It’s finally March, the month many New Englanders look forward to all winter long. It’s a month often associated with new beginnings – we turn the clocks ahead, days start to get a little warmer and signs of spring start popping up all over the place.
Another big part of March is the abundance of student art that starts popping up, too, particularly at Steeplegate Mall.
March is Youth Art Month, and every year around this time a big exhibit of Concord School District student artwork goes up inside the mall. It’s one of the few times throughout the year that the mall has some legitimate buzz surrounding it, as there are hundreds of works inside made by kids from across the school district in all grades.
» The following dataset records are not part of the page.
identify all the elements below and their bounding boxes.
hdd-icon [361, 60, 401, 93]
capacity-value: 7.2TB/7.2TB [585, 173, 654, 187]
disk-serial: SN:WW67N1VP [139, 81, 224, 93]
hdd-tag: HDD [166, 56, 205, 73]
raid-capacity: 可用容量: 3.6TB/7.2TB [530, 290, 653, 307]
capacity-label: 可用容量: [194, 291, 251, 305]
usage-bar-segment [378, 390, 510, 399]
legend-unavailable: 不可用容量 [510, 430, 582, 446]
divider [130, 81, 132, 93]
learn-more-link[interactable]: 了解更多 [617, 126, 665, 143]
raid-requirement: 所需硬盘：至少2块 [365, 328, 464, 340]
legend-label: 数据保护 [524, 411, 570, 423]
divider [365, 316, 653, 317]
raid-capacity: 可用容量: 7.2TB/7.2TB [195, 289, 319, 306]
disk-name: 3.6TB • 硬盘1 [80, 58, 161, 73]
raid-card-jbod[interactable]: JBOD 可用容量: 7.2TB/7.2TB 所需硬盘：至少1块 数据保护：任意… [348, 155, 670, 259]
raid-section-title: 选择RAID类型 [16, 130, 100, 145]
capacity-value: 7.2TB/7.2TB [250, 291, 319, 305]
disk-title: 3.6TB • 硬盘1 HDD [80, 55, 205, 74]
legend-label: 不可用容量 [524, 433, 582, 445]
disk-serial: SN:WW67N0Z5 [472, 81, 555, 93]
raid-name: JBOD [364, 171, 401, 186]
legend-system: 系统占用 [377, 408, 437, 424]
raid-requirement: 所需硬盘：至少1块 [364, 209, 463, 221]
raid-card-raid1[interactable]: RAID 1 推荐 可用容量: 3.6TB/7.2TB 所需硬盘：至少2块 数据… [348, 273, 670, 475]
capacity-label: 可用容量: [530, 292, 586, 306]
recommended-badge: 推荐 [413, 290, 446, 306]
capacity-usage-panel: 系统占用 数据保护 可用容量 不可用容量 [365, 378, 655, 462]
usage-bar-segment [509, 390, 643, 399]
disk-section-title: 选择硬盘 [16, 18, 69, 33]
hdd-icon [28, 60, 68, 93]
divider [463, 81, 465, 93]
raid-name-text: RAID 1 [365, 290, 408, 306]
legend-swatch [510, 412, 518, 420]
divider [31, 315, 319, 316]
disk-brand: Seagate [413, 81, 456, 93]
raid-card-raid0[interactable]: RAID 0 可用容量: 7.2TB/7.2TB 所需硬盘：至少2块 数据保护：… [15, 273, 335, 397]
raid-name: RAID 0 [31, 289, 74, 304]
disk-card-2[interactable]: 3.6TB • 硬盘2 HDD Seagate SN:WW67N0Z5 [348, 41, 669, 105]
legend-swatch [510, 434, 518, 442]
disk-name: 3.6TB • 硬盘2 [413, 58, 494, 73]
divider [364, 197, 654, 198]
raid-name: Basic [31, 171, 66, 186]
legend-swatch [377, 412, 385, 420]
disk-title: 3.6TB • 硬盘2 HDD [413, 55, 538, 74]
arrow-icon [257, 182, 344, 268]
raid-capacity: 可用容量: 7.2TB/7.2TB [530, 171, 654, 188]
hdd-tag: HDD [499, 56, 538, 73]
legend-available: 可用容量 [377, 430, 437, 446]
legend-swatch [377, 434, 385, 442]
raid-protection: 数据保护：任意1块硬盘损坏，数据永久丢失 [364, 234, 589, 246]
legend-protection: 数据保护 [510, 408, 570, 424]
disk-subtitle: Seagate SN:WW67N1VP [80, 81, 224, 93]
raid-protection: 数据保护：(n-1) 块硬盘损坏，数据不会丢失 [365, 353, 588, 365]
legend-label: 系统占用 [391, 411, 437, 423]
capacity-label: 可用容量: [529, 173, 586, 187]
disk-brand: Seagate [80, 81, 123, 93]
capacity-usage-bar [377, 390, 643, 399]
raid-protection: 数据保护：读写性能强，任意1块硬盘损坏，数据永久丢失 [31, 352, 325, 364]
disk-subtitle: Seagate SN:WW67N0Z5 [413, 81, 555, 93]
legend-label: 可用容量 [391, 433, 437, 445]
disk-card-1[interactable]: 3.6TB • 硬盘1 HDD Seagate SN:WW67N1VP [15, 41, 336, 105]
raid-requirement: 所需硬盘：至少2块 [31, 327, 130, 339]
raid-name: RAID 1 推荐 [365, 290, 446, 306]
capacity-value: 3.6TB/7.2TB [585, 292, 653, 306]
The result is a wildly diverse collection of unique works of art.
“It’s about 10 or 12 of us art teachers – we don’t get a lot of opportunity to get together as a district,” said Somayeh Kashi, an art teacher at Rundlett Middle School. “This is my third year at Concord School District, and unanimously we all came out and it was a lot more collaborative – everyone was helping each other out. Just a really great vibe.”
The project not only gives students a chance to show off their work in a public, gallery-type setting, it also allows the teachers to collaborate and share ideas across the district rather than just their own schools. It also offers the teachers a chance to take a step back and reflect on the work they’ve done teaching students their skills.
“Looking at the work, it’s pretty impressive when you see the amount of work coming from all grades,” Kashi said. “It seems to be elevating each year.”
The exhibit features a wide array of pieces covering a slew of mediums and genres. Most of the works are paintings, but you’ll also see small sculptures, photography, collages, works of clay and more. And since there are works from students of all grade levels, there’s just as wide a variety of skill level and interest on display – one of the fun things to do is look at the progression of the artwork through the grades and see how the lessons and techniques progress and advance as you move up the grades.
Since the word “art” can represent so many things apart from paintings and sculptures, the opening reception for the exhibit last Thursday featured students from the Concord High School band playing music in the mall corridor just outside the entrance to the exhibit (across from where Victoria’s Secret used to be). The music really added to the artistic ambiance of the evening, and the reception was packed – we even ran into old buddy Tim Goodwin, who was covering the event for an upcoming Monitor feature.
Given that they know all year that this show comes around in March, art teachers had plenty of time to prepare their students for the exhibit. Teachers have been collecting artwork for this exhibit since September, Kashi said, so there’s been plenty of time to get things in order. That said, it doesn’t mean it’s all that easy to pull something like this together.
“We try to get the other departments involved, such as music – we have live music at the event – and the CRTC (Concord Regional Technical Center) does cookies.”
With basically a full school year of preparation in the rearview mirror, the whole exhibit gets set up in a day – and a very long day, at that, Kashi said. This exhibit took about 5 hours to set up, and it came out looking very impressive.
One of the fun portions of the exhibit is a section with all portraits, done from kindergarten through 12th grade. This allows you to see the artistic and creative progression through each grade.
“It’s pretty amazing when you see it all put together,” Kashi said.
While the mall exhibit is the headliner of Student Art Month, there are other things going on, too.
The State House will feature a student art exhibit through April 5. There is no opening reception for that exhibit, which opened March 11. The exhibit is open during normal State House hours.
The state library will also have a student exhibit on display through the end of March.
And, while it is Youth Arts Month, it is also Music In Schools Month, made official by a proclamation by Gov. Chris Sununu. Sununu has also proposed an increase to the N.H. State Council on the Arts grants budget for fiscal year 2020, so things are looking good for the arts scene around here for the foreseeable future.
Also associated with Youth Arts Month is the 2019 N.H. Poetry Out Loud Championship at the State House this Friday at 5 p.m., as well as a high school short film festival screening at the state library throughout the month of March, with a reception March 31 from 1 to 3 p.m.